さらに、Kaspersky の KL1 ドライバによってローカルでの DoS 攻撃が可能になります。悪意のあるユーザは、特別に細工した IOCTL コールを KL1 ドライバに送信することができます。これにより一定の条件下で、割り当てられたバッファ外のメモリをドライバが読み取ろうとします。これが、メモリのアクセス違反を引き起こし、システム クラッシュが発生します。
さらに一定の条件下において特別に細工された IOCTL コールは、kldisk.sys ドライバにおける KlDiskCtl サービスの脆弱な実装を利用して、カーネル メモリの内容をユーザランドにリークすることが可能です。攻撃者は、これを利用してカーネルのアドレス空間からセキュリティ関連の情報を盗み出し、他の脆弱性と組み合わせて、ローカル システムを悪用することが可能になります。たとえば、カーネル アドレス空間配置のランダム化(ASLR)などのセキュリティ機能の妨害がこれに該当します。
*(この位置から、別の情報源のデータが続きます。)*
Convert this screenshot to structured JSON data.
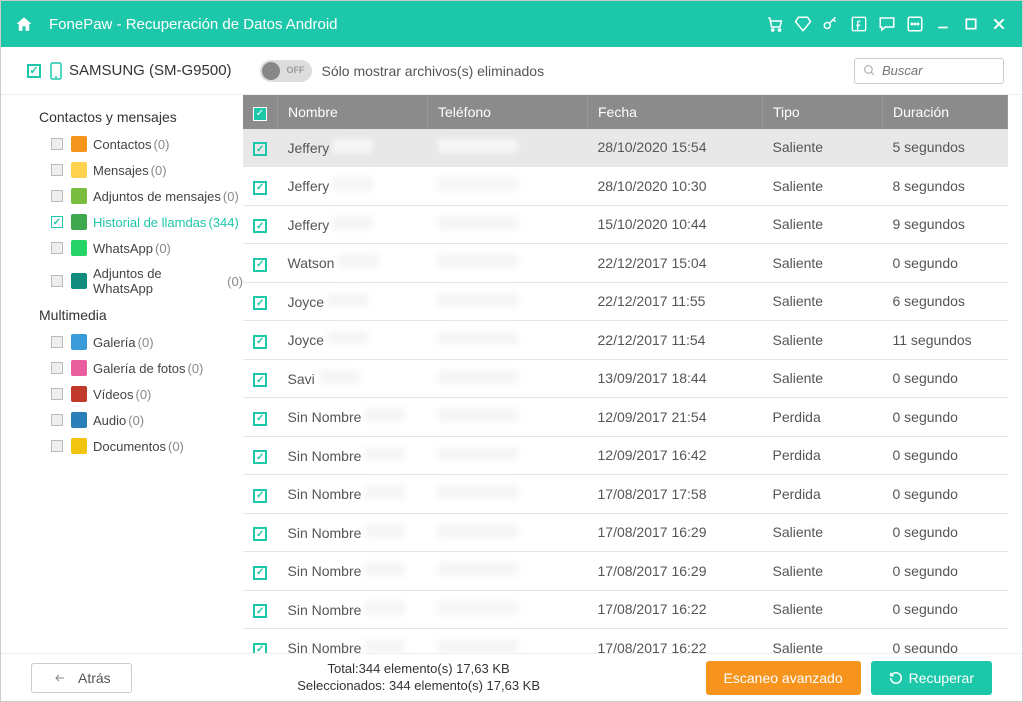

この脆弱性は、Kaspersky Internet Security 16.0.0 の KLIF ドライバ バージョン(10.0.0.1532)で確認されていますが、他のソフトウェア バージョンにも存在する可能性があります。ウイルス対策ソフトウェアはシステムにおいて低レベルの権限で実行されるため、こうしたソフトウェアの脆弱性は、攻撃者の興味を引く恐れがあります。こうした脆弱性は特に重大というわけではありませんが、システム管理者は、セキュリティ システムが攻撃の一部として悪用される可能性があることを認識し、常に完全にパッチを適用しておく必要があります。
さらに詳細な情報については、次の脆弱性レポートを参照してください。
- TALOS-2016-0166/CVE-2016-4304
- TALOS-2016-0167/CVE-2016-4305
- TALOS-2016-0168/CVE-2016-4306
- TALOS-2016-0169/CVE-2016-4307
脆弱性に関する情報を責任を持って開示する取り組みの一環として、この脆弱性についてはすでに Kasperksy に通知しています。また、この脆弱性を修復するパッチがすでに利用可能であることを、この記事の公開前に確認しています。
カバレッジ
この悪意ある試行は、以下の Snort ルールにより検出可能です。今後、脆弱性に関する新たな情報が追加されるまでの間は、ルールが追加されたり、現行のルールが変更されたりする場合がありますのでご注意ください。最新のルールの詳細については、FireSIGHT Management Center、または Snort.org を参照してください。
Snort ルール:39047 ~ 39048、39078 ~ 39079、38849 ~ 38850
本稿は 2016年8月26日に Talos Group のブログに投稿された「Vulnerability Spotlight: Kernel Information Leak & Multiple DOS Issues Within Kaspersky Internet Security Suite 」の抄訳です。